Under the suggested "payroll old age tax", those earning less than HK$10,000 a month and their employers would contribute 1 per cent of the worker's salary.

For those paid less than HK$6,500 a month, employers would contribute 1 percent and workers would be exempted.

For salaries of HK$10,000 to HK$20,000, both would pay 1.5 per cent and for HK$20,000 to HK$120,000 the amount would be 2.5 per cent.

But the proposal has some limitations.

The pension pool is expected to go into annual deficit from 2026. By 2041 only about HK$13.5 billion would be left.

The influential Federation of Hong Kong Industries said Chow's proposal would be a "very huge burden" for employers to bear.

Chief Secretary Carrie Lam Cheng Yuet-ngor, who chairs the commission, said it needed more time to study the report.

Lam said she "could not commit the commission to any timetable for the time being except to assure you that the commission will convene another meeting in due course".
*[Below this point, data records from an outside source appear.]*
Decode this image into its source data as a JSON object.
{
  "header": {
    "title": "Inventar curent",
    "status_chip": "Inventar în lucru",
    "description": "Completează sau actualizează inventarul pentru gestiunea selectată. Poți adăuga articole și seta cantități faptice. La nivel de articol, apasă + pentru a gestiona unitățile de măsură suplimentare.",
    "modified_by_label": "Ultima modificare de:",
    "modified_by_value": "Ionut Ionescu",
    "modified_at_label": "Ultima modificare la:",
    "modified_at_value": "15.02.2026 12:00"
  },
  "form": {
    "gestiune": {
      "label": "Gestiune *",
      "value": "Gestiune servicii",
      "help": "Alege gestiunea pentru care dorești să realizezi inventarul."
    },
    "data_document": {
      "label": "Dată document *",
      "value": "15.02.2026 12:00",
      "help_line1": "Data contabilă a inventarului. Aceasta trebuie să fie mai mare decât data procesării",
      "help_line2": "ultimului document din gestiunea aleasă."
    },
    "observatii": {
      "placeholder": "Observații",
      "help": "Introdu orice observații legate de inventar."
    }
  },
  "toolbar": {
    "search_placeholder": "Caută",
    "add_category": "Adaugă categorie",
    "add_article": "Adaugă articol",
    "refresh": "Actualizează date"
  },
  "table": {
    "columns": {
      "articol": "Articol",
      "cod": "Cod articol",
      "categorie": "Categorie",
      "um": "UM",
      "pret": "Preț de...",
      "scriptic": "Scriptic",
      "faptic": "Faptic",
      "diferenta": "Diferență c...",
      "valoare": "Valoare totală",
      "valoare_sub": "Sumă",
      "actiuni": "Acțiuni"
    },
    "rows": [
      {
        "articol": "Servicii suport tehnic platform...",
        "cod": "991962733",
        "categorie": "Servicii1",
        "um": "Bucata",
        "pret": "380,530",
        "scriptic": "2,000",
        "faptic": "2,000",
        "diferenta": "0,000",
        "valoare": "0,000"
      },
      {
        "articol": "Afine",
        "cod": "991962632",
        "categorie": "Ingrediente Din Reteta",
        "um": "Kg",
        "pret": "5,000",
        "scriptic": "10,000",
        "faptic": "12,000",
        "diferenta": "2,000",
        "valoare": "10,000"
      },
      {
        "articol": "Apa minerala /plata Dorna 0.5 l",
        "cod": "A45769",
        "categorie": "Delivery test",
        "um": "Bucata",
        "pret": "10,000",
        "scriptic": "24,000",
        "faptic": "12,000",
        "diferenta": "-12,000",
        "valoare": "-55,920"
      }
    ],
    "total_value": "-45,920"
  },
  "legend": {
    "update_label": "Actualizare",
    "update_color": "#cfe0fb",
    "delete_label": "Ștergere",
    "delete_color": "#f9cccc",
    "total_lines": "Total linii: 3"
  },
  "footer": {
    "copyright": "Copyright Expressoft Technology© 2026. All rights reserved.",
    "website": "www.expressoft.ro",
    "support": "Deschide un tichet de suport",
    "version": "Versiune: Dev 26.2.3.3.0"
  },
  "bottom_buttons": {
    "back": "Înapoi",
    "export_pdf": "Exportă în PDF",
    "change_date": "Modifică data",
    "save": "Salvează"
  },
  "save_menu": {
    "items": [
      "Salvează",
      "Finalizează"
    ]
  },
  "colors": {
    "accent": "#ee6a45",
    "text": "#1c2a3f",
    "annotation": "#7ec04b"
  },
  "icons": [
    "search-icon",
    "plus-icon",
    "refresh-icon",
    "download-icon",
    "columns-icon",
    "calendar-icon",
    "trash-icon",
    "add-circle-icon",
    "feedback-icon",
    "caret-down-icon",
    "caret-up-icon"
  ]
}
Federation of Hong Kong Industries chairman Stanley Lau Chin-ho said employers were already required to make MPF contributions.

"Why do we need to make another contribution?" he asked. "Without a means test, [the billionaire] Li Ka-shing will also get the pension. Does he need it?"

Chow's report also included an analysis of five other proposals including those from the Alliance for Universal Pensions and the Federation of Trade Unions.

The report said the alliance's proposal would record a deficit from 2028 but still have HK$127 billion left by 2041.

The federation's proposal would record a deficit in 2017 and the money would be used up by 2030.

The reports both suggested an additional profits tax and transferring part of the Mandatory Provident Fund contributions to the pension scheme.

"A concern is the impact on public finance," Lam said. "Of the four proposals that do not have a means test, there will be sustainability problems by 2041. The money coming into the scheme will be less than the money to be given away."

Of the two proposals that did require a means test, the annual additional average expenditure for the government would be HK$8.1 billion and HK$15.3 billion.

"That is obviously a huge burden for public finance," Lam said.

Commission member Frederick Fung Kin-kee, of the Association for Democracy and People's Livelihood, said there should be an additional profits tax. "We have been talking about retirement protection for 30 years. Now the government has huge surplus if it is not introduced now, it may be impossible to do so in the future," he said.

FTU lawmaker Tang Ka-piu said he welcomed any proposals as long as the elderly received HK$3,000 a month.

But he believed an additional profits tax would be more sustainable.

New People's Party chairwoman Regina Ip Lau Suk-yee said the best option would be one under which the government met the expense, without needing to adjust the tax system.